M. Paul Vannier, rapporteur. Ces éléments de chronologie sont utiles. Ils nous permettront peut-être d’être plus rapides dans nos échanges.
Vous nous confirmez que cesser le versement du forfait d’externat est une décision politique forte. Pourtant, vous n’allez pas jusqu’à demander au préfet – comme le code de l’éducation vous le permettrait – d’engager la résiliation du contrat d’association.

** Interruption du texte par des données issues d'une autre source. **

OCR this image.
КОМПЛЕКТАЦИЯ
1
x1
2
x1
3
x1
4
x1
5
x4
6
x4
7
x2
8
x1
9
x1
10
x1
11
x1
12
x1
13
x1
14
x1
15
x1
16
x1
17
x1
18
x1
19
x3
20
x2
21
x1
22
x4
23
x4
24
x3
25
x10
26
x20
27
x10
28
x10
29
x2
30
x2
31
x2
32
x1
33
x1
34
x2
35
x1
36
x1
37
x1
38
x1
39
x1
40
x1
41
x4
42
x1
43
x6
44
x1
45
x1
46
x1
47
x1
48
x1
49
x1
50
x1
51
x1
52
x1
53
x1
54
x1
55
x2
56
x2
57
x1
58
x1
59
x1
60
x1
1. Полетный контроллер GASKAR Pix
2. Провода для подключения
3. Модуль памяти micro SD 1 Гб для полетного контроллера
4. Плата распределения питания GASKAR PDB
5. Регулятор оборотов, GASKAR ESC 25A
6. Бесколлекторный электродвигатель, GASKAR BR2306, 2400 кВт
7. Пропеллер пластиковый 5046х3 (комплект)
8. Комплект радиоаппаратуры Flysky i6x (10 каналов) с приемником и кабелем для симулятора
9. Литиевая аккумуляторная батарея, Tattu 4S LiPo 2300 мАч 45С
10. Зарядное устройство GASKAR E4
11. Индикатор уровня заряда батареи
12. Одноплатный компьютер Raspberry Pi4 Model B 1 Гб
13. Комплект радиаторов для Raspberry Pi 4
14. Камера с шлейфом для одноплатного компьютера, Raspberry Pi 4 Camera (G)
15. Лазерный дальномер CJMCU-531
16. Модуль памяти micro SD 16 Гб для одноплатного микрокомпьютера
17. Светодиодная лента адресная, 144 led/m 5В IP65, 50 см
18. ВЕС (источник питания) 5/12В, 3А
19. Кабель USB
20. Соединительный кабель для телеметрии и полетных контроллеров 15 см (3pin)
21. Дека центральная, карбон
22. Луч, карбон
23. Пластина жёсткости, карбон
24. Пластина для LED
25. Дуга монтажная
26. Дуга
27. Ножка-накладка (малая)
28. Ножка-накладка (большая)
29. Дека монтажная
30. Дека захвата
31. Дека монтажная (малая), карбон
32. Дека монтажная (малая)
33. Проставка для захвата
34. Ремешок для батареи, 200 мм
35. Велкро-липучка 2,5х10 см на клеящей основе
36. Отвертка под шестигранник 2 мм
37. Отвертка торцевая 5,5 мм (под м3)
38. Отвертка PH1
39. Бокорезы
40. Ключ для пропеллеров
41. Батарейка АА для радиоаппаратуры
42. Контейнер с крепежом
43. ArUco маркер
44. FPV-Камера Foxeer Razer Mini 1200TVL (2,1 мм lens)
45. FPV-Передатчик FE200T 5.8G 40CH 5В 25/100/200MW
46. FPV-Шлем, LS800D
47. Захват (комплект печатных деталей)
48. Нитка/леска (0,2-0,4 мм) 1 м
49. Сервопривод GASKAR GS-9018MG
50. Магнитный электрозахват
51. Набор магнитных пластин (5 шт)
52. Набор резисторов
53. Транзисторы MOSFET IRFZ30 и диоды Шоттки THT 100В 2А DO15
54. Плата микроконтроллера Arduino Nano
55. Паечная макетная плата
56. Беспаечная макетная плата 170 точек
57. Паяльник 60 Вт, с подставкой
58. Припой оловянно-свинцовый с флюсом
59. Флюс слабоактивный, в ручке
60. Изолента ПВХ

Cette résiliation ne peut intervenir qu’après la réunion d’une commission de concertation. Vous venez de l’évoquer ; elle a été convoquée à la fin de l’année 2023 par le préfet du Nord. La composition d’une telle commission est précisée à l’article R. 442-64 du code de l’éducation, qui indique que seuls trois conseillers régionaux, désignés par leur assemblée, en sont membres. Selon le procès-verbal, Mme Martin, Mme Dorchies et Mme Varet ont participé à la réunion de la commission de concertation en tant que conseillères régionales des Hauts-de-France. Il semble toutefois que vous y étiez également présent. Pour quelle raison ? Était-ce à votre initiative ou à l’initiative de quelqu’un d’autre et, dans ce cas, de qui ?
M. Xavier Bertrand. C’était à l’initiative du préfet. Je peux vous transmettre une copie du courrier qui m’a été adressé en date du 18 octobre 2023 par le préfet de la région des Hauts-de-France, préfet du Nord, Georges-François Leclerc, intitulé « Convocation à la réunion de la commission de concertation pour l’enseignement privé ». Je vais vous le lire.
« Conformément aux dispositions de l’article L. 442-10 du code de l’éducation, lorsque les conditions auxquelles est subordonnée la validité des contrats d’association cessent d’être remplies, ces contrats peuvent, après avis de la commission de concertation, être résiliés notamment par le représentant de l’État à son initiative.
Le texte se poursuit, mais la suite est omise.